Inspiration to resurrect a failed project
Grateful to be surrounded by warm woolies
Bobbins of yarn for Amy's Painted Silk Cardigan ready for plying to see if that stops it from growing in the blocking stage.
Do you ever have moments when you're eternally grateful that you've made a life for yourself surrounded by warm woolies? I had just such a moment the other night when I was driving home from work.
My commute is long—about an hour on the interstate as I live in Denver and Interweave is located in Loveland. On a four-mile stretch between exits, my old Subaru started to billow smoke. I started looking for an exit, but quickly realized that I wasn't going to make it—the heat-gauge needle was all the way into the red zone. I pulled over and called my husband who is a mechanic (among other things).
As he packed up the kids and headed to my rescue, I figured out how I was going to stay warm while I waited—it was after all spitting snow and bitterly cold. Luckily, I had stashed a bag for emergencies in the back of my car. I pulled on an extra wool hat over the one I was already wearing, put on an extra pair of wool socks and mittens, and wrapped up in the wool blanket. It was too cold and dark to knit—but I was thankful for my abundance of wool to keep me warm.
As I sat there, I started to think about the Printed Silk Cardigan that I had worked on for so many years and then set aside when it went terribly wrong. Had it worked out and had I been wearing it that day, the silk would have been much warmer than wool I was wearing. It made me want the sweater to be wearable and got me thinking about what I needed to do fix it.
Amy raveling the sleeve of her Painted Silk Cardigan to add more twist to the singles.
Maybe it was meant to work out this way—after all when I started the project I didn't have the great resources at my finger tips about spinning silk that I have now. If I wasn't afraid of running down my phone battery, I might have been tempted to download the digital version of Sara Lamb's Spinning Silk: Sensuous Successful Yarns from Luxurious Silk, paying close attention to the sections about making smooth, lustrous, and durable yarns.

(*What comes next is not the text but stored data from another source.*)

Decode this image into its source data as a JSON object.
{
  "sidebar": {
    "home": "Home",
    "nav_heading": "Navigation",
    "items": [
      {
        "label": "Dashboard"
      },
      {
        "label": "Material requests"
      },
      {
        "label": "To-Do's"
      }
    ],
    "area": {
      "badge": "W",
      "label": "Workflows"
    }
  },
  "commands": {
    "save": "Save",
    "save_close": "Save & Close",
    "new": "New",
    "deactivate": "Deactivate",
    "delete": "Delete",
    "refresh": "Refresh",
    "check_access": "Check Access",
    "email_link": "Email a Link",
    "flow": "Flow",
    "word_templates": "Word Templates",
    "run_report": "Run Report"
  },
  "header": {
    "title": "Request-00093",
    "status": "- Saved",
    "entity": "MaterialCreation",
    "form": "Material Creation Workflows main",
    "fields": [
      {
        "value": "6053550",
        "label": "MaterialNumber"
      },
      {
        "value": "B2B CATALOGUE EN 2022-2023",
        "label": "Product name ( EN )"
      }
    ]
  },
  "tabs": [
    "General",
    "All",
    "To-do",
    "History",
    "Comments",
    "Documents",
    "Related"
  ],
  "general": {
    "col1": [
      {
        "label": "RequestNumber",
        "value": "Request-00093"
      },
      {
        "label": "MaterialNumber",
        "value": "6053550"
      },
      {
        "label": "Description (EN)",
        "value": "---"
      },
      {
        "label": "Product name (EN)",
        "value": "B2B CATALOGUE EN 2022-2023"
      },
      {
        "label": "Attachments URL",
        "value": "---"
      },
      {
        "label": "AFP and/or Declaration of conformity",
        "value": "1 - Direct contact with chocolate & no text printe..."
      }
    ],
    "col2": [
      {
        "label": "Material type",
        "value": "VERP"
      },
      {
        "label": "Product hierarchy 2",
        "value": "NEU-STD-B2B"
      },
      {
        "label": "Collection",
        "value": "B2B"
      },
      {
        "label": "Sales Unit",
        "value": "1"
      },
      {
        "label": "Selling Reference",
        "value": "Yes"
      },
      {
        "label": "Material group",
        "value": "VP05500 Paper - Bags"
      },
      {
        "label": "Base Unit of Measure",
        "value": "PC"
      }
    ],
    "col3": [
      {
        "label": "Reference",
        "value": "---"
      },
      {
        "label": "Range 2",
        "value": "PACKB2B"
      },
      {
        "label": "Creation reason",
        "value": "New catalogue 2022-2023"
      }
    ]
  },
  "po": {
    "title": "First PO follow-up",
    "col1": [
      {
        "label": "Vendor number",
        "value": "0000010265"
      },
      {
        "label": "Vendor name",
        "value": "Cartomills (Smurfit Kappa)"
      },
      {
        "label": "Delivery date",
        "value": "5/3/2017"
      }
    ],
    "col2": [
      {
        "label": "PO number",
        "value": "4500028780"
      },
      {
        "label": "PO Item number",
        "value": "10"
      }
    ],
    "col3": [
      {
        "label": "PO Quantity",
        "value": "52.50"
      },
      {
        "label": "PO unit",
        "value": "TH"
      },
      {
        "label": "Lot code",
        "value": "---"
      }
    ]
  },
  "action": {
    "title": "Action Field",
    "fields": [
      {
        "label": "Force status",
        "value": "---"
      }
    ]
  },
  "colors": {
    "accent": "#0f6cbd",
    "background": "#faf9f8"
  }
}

Now that I'm safely home (thanks to Kelly—who also brought dinner with my rescue!), I'm determined to resurrect my cardigan and really learn how to spin silk successfully. I've started by raveling the sleeves and inserting a bit more twist into the singles and I'm experimenting with plying to see if I can stabilize the yarn so that it doesn't grow more after it is blocked. I'm also watching Sara's silk spinning DVD and I'm soothed by her calm demeanor and helpful advice. When recovering from a disappointment, it is always good to surround yourself with friends.